Coalescence of DNA double strand breaks induced by galactic cosmic radiation is modulated by genetics in 15 inbred strains of mice

This study analyzes the variability of responses to simulated deep space radiation among 15 commonly used mouse strains. Ex vivo primary skin fibroblast responses to high mass-high charge particles and X-rays were analyzed by quantifying DNA damage-sensing protein 53BP1 positive radiation-induced foci (RIF) as a surrogate biomarker of DNA double strand breaks (DSBs). Primary skin fibroblasts were isolated from 10 collaborative cross strains and five reference inbred mice (C57Bl/6, BALB/CByJ, B6C3, C3H and CBA/CaJ) and exposed to 350 MeV/n Ar and 600 MeV/n Fe particles as well as X-rays. Our results indicate that nearby DSBs coalesced into repair units characterized by large RIFs. Such model has the advantage of being much more efficient molecularly, but is poorly suited to deal with cosmic radiation, where energy is concentrated along the particle trajectory. Thus, we observed a large density of DSBs along each particle track and the percentage of unrepaired DSBs that increased with linear energy transfer of the particle over 48 hours post irradiation.

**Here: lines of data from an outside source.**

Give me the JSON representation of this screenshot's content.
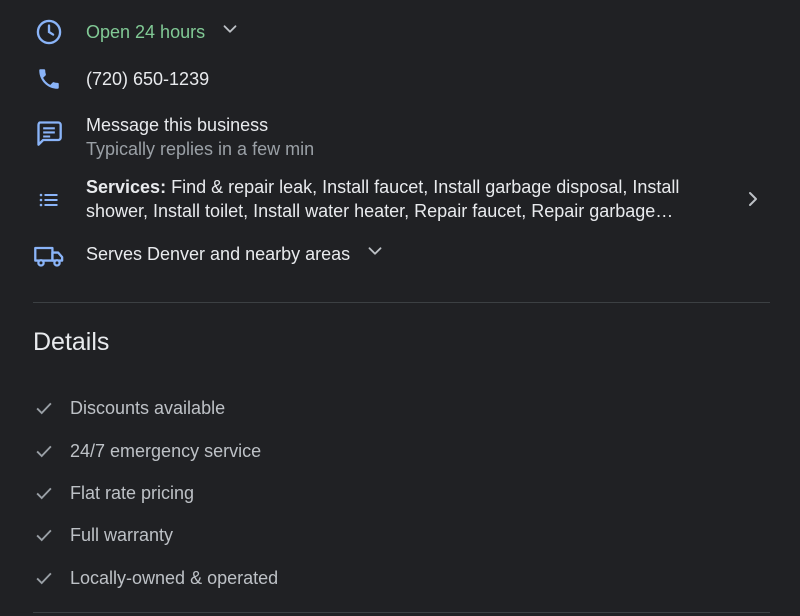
{
  "hours": {
    "status": "Open 24 hours",
    "icon": "clock-icon"
  },
  "phone": {
    "number": "(720) 650-1239",
    "icon": "phone-icon"
  },
  "message": {
    "title": "Message this business",
    "subtitle": "Typically replies in a few min",
    "icon": "chat-icon"
  },
  "services": {
    "label": "Services:",
    "text_line1": "Find & repair leak, Install faucet, Install garbage disposal, Install",
    "text_line2": "shower, Install toilet, Install water heater, Repair faucet, Repair garbage…",
    "icon": "list-icon"
  },
  "service_area": {
    "text": "Serves Denver and nearby areas",
    "icon": "truck-icon"
  },
  "details": {
    "title": "Details",
    "items": [
      "Discounts available",
      "24/7 emergency service",
      "Flat rate pricing",
      "Full warranty",
      "Locally-owned & operated"
    ]
  },
  "colors": {
    "background": "#202124",
    "accent_blue": "#8ab4f8",
    "open_green": "#81c995",
    "text_primary": "#e8eaed",
    "text_secondary": "#9aa0a6",
    "divider": "#3c4043"
  }
}
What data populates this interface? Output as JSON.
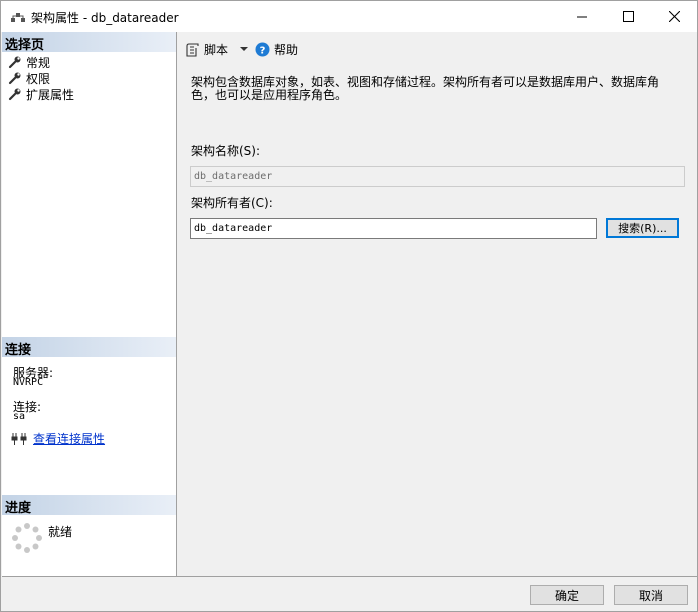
{
  "window": {
    "title": "架构属性 - db_datareader"
  },
  "left_panel": {
    "select_page_header": "选择页",
    "pages": [
      {
        "label": "常规",
        "icon": "wrench-icon"
      },
      {
        "label": "权限",
        "icon": "wrench-icon"
      },
      {
        "label": "扩展属性",
        "icon": "wrench-icon"
      }
    ],
    "connection_header": "连接",
    "server_label": "服务器:",
    "server_value": "NVRPC",
    "connection_label": "连接:",
    "connection_value": "sa",
    "view_connection_link": "查看连接属性",
    "progress_header": "进度",
    "progress_status": "就绪"
  },
  "toolbar": {
    "script_label": "脚本",
    "help_label": "帮助"
  },
  "main": {
    "description": "架构包含数据库对象，如表、视图和存储过程。架构所有者可以是数据库用户、数据库角色，也可以是应用程序角色。",
    "schema_name_label": "架构名称(S):",
    "schema_name_value": "db_datareader",
    "schema_owner_label": "架构所有者(C):",
    "schema_owner_value": "db_datareader",
    "search_button": "搜索(R)..."
  },
  "footer": {
    "ok_button": "确定",
    "cancel_button": "取消"
  },
  "colors": {
    "section_header_start": "#c3d3e6",
    "link": "#0033cc",
    "focus_border": "#0078d7"
  }
}
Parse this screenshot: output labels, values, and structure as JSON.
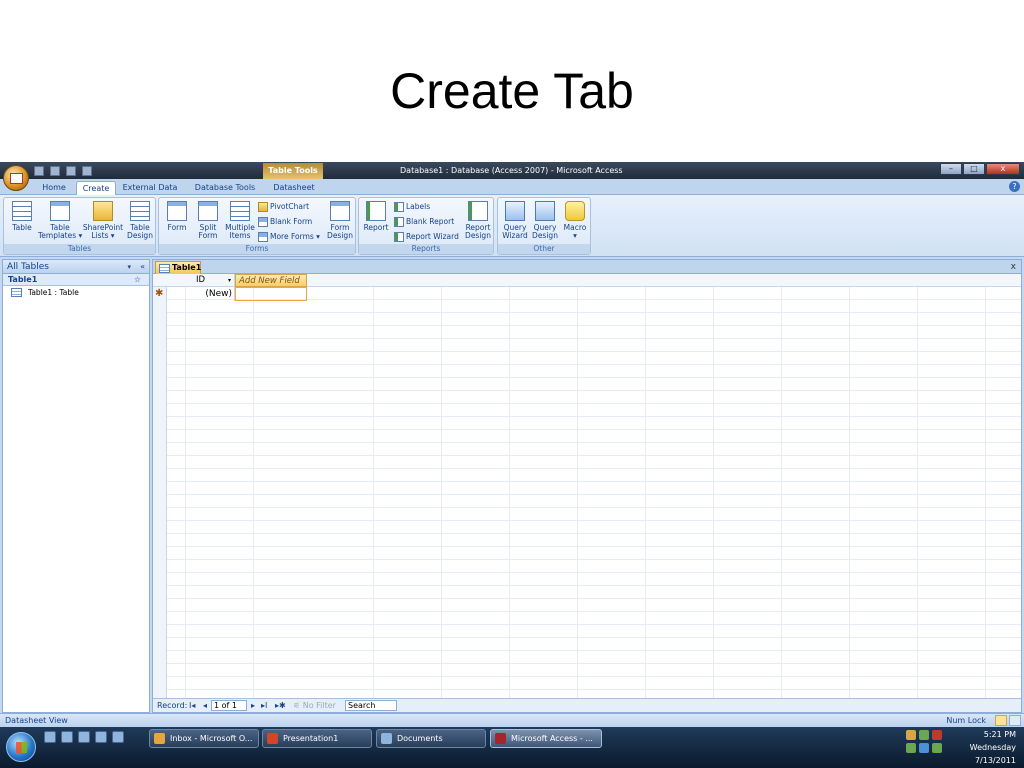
{
  "slide": {
    "title": "Create Tab"
  },
  "window": {
    "title": "Database1 : Database (Access 2007) - Microsoft Access",
    "context_tab": "Table Tools",
    "controls": {
      "minimize": "–",
      "maximize": "□",
      "close": "x"
    }
  },
  "ribbon_tabs": [
    "Home",
    "Create",
    "External Data",
    "Database Tools",
    "Datasheet"
  ],
  "active_tab": "Create",
  "help": "?",
  "ribbon": {
    "tables": {
      "label": "Tables",
      "buttons": [
        "Table",
        "Table\nTemplates ▾",
        "SharePoint\nLists ▾",
        "Table\nDesign"
      ]
    },
    "forms": {
      "label": "Forms",
      "buttons": [
        "Form",
        "Split\nForm",
        "Multiple\nItems",
        "Form\nDesign"
      ],
      "small": [
        "PivotChart",
        "Blank Form",
        "More Forms ▾"
      ]
    },
    "reports": {
      "label": "Reports",
      "buttons": [
        "Report",
        "Report\nDesign"
      ],
      "small": [
        "Labels",
        "Blank Report",
        "Report Wizard"
      ]
    },
    "other": {
      "label": "Other",
      "buttons": [
        "Query\nWizard",
        "Query\nDesign",
        "Macro\n▾"
      ]
    }
  },
  "nav": {
    "header": "All Tables",
    "dropdown": "▾",
    "collapse": "«",
    "group": "Table1",
    "group_toggle": "☆",
    "items": [
      "Table1 : Table"
    ]
  },
  "document": {
    "tab": "Table1",
    "close": "x",
    "columns": {
      "id": "ID",
      "add": "Add New Field"
    },
    "new_row": {
      "marker": "✱",
      "id": "(New)"
    }
  },
  "record_bar": {
    "label": "Record:",
    "first": "I◂",
    "prev": "◂",
    "position": "1 of 1",
    "next": "▸",
    "last": "▸I",
    "new": "▸✱",
    "filter": "No Filter",
    "search": "Search"
  },
  "status": {
    "left": "Datasheet View",
    "right": "Num Lock"
  },
  "taskbar": {
    "tasks": [
      "Inbox - Microsoft O...",
      "Presentation1",
      "Documents",
      "Microsoft Access - ..."
    ],
    "time": "5:21 PM",
    "day": "Wednesday",
    "date": "7/13/2011"
  }
}
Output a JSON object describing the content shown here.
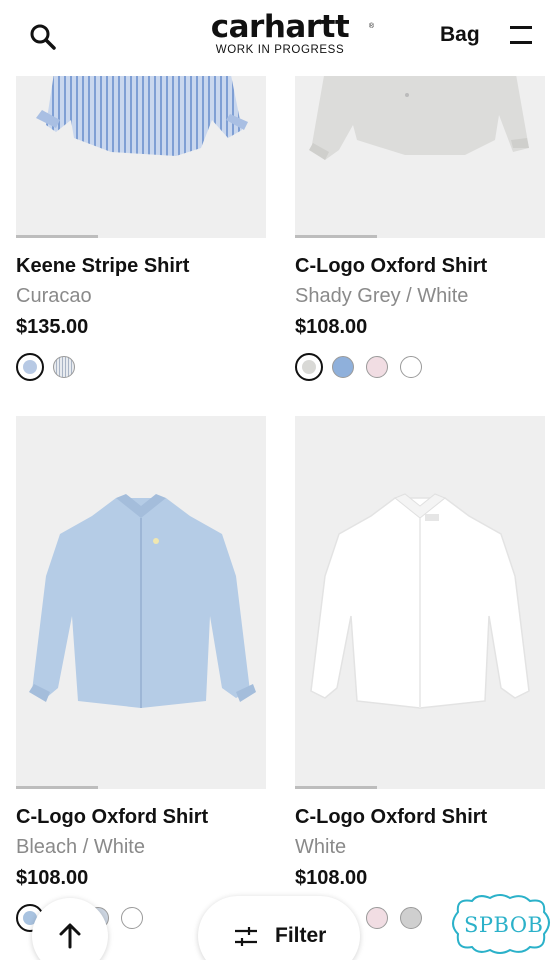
{
  "header": {
    "brand_name": "carhartt",
    "brand_tagline": "WORK IN PROGRESS",
    "bag_label": "Bag",
    "search_icon": "search-icon",
    "menu_icon": "menu-icon"
  },
  "products": [
    {
      "name": "Keene Stripe Shirt",
      "color": "Curacao",
      "price": "$135.00",
      "image": "blue-white-stripe-shirt",
      "swatches": [
        "#b7c9e4",
        "#cfd5de"
      ]
    },
    {
      "name": "C-Logo Oxford Shirt",
      "color": "Shady Grey / White",
      "price": "$108.00",
      "image": "light-grey-oxford-shirt",
      "swatches": [
        "#d9d9d6",
        "#8fb0db",
        "#f1dde3",
        "#ffffff"
      ]
    },
    {
      "name": "C-Logo Oxford Shirt",
      "color": "Bleach / White",
      "price": "$108.00",
      "image": "light-blue-oxford-shirt",
      "swatches": [
        "#a9c3e0",
        "#cdd6e2",
        "#ffffff"
      ]
    },
    {
      "name": "C-Logo Oxford Shirt",
      "color": "White",
      "price": "$108.00",
      "image": "white-oxford-shirt",
      "swatches": [
        "#f1dde3",
        "#cfcfcf"
      ]
    }
  ],
  "controls": {
    "back_to_top_icon": "arrow-up-icon",
    "filter_label": "Filter",
    "filter_icon": "sliders-icon"
  },
  "watermark": "SPBOB"
}
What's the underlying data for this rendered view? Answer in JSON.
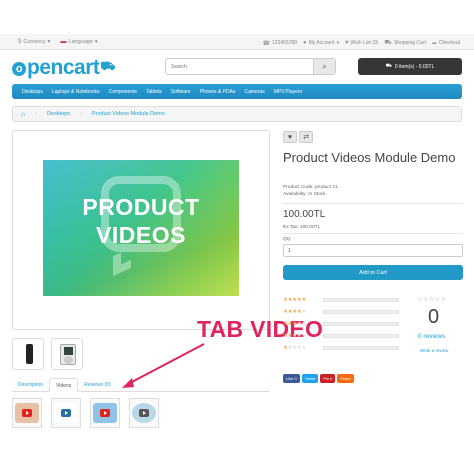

Furthermore, persistent RIF levels ex vivo were well correlated with T and B lymphocyte survival in vivo in 10 collaborative cross strains 24 hours after 0.1 Gy whole-body dose of X-rays, suggesting that persistent RIFs might serve as an ex vivo biomarker for in vivo radiation toxicity. Finally, we performed genome-wide association study to identify the genomic associations with dose responses to ionizing radiation, marked as Foci per Gray (FPG), as well as with background DNA repair levels (BGD). This dataset includes GWAS data as well as FPG and BGD values for each sample and condition.